Scallops are the perfect summertime food — light, yet filling, flavorful, but also versatile enough to pair with all sorts of foods. In this case, with salad.
I call for sea scallops here, which are available all summer long. But make sure to confirm that the bivalves in question are “dry” scallops or “day boat” scallops. Both terms guarantee that the scallops were harvested and brought right to market. Too often, scallops are harvested at sea, shucked and tossed into a wet solution containing phosphates, where they sit for days before making it to market.
That solution preserves the scallops, but it also pumps them up with water. This means that you’re paying for that liquid when you buy them by weight, and that they’ll weep liquid and steam in the pan, instead of browning. This makes for a tough scallop, and you want them tender.
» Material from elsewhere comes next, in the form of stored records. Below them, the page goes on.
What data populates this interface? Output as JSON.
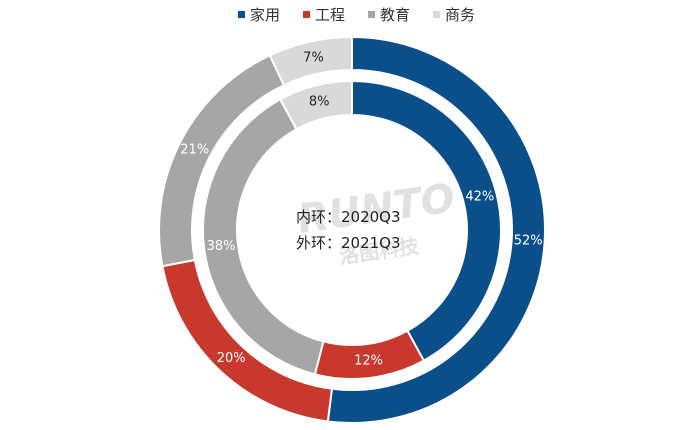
{
  "chart_data": {
    "type": "pie",
    "categories": [
      "家用",
      "工程",
      "教育",
      "商务"
    ],
    "colors": [
      "#0b4f8a",
      "#c8382c",
      "#a6a6a6",
      "#d9d9d9"
    ],
    "label_colors": [
      "#ffffff",
      "#ffffff",
      "#ffffff",
      "#222222"
    ],
    "series": [
      {
        "ring": "inner",
        "values": [
          42,
          12,
          38,
          8
        ],
        "labels": [
          "42%",
          "12%",
          "38%",
          "8%"
        ]
      },
      {
        "ring": "outer",
        "values": [
          52,
          20,
          21,
          7
        ],
        "labels": [
          "52%",
          "20%",
          "21%",
          "7%"
        ]
      }
    ],
    "center_labels": [
      "内环：2020Q3",
      "外环：2021Q3"
    ],
    "legend_position": "top"
  },
  "watermark": {
    "latin": "RUNTO",
    "chinese": "洛图科技"
  }
}
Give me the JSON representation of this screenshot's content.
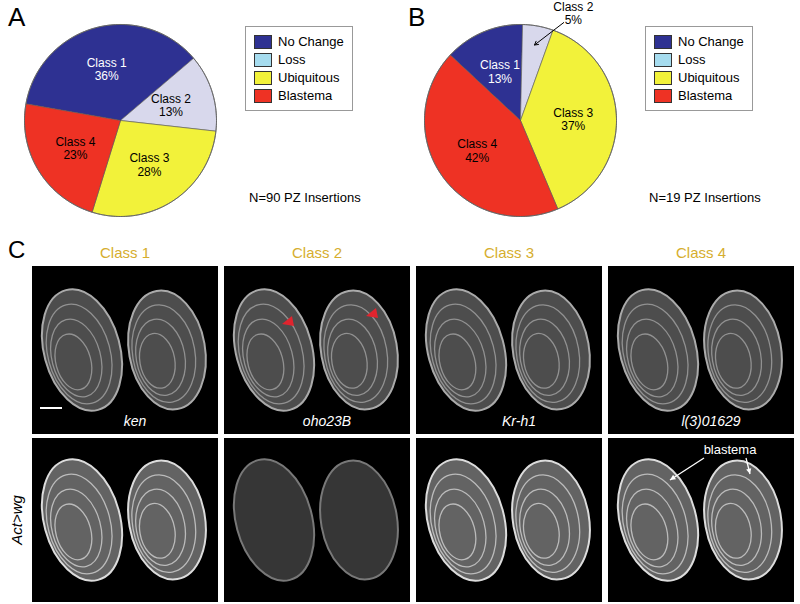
{
  "chart_data": [
    {
      "type": "pie",
      "title": "A",
      "categories": [
        "Class 1",
        "Class 2",
        "Class 3",
        "Class 4"
      ],
      "values": [
        36,
        13,
        28,
        23
      ],
      "value_labels": [
        "36%",
        "13%",
        "28%",
        "23%"
      ],
      "colors": [
        "#2e3192",
        "#d8d8ec",
        "#f2f23a",
        "#ee3224"
      ],
      "data_labels": true,
      "legend": "right",
      "legend_items": [
        {
          "name": "No Change",
          "color": "#2e3192"
        },
        {
          "name": "Loss",
          "color": "#a6dcef"
        },
        {
          "name": "Ubiquitous",
          "color": "#f2f23a"
        },
        {
          "name": "Blastema",
          "color": "#ee3224"
        }
      ],
      "annotation": "N=90 PZ Insertions"
    },
    {
      "type": "pie",
      "title": "B",
      "categories": [
        "Class 1",
        "Class 2",
        "Class 3",
        "Class 4"
      ],
      "values": [
        13,
        5,
        37,
        42
      ],
      "value_labels": [
        "13%",
        "5%",
        "37%",
        "42%"
      ],
      "colors": [
        "#2e3192",
        "#d8d8ec",
        "#f2f23a",
        "#ee3224"
      ],
      "data_labels": true,
      "legend": "right",
      "legend_items": [
        {
          "name": "No Change",
          "color": "#2e3192"
        },
        {
          "name": "Loss",
          "color": "#a6dcef"
        },
        {
          "name": "Ubiquitous",
          "color": "#f2f23a"
        },
        {
          "name": "Blastema",
          "color": "#ee3224"
        }
      ],
      "annotation": "N=19 PZ Insertions"
    }
  ],
  "panel_c": {
    "label": "C",
    "columns": [
      {
        "title": "Class 1",
        "gene": "ken"
      },
      {
        "title": "Class 2",
        "gene": "oho23B"
      },
      {
        "title": "Class 3",
        "gene": "Kr-h1"
      },
      {
        "title": "Class 4",
        "gene": "l(3)01629"
      }
    ],
    "row_label": "Act>wg",
    "annotation": "blastema"
  }
}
For this recipe, I dip the scallops in flour before they’re sauteed to give them a little crunch. If you can find Wondra flour at the supermarket, grab it on sight and keep it in the cupboard for recipes like this. A venerable brand, Wondra was the flour my grandmother Ruth used to thicken gravies. It is a low-protein flour that has been treated (precooked) so it dissolves instantly in water without lumping up. The side benefit of Wondra is that it provides a nice little crunch that you wouldn’t get if you coated your scallops with all-purpose flour.
This salad sports my version of the carrot-ginger dressing that’s standard at Japanese restaurants, which I’ve always found to be a delicious and refreshing change from oil and vinegar. As advertised, it’s based on raw carrot, then flavored with fresh ginger and toasted sesame oil. My version also features a little hot sauce. I don’t believe that’s in the classic version, but I like it as a way to counterbalance the natural sweetness of the carrot.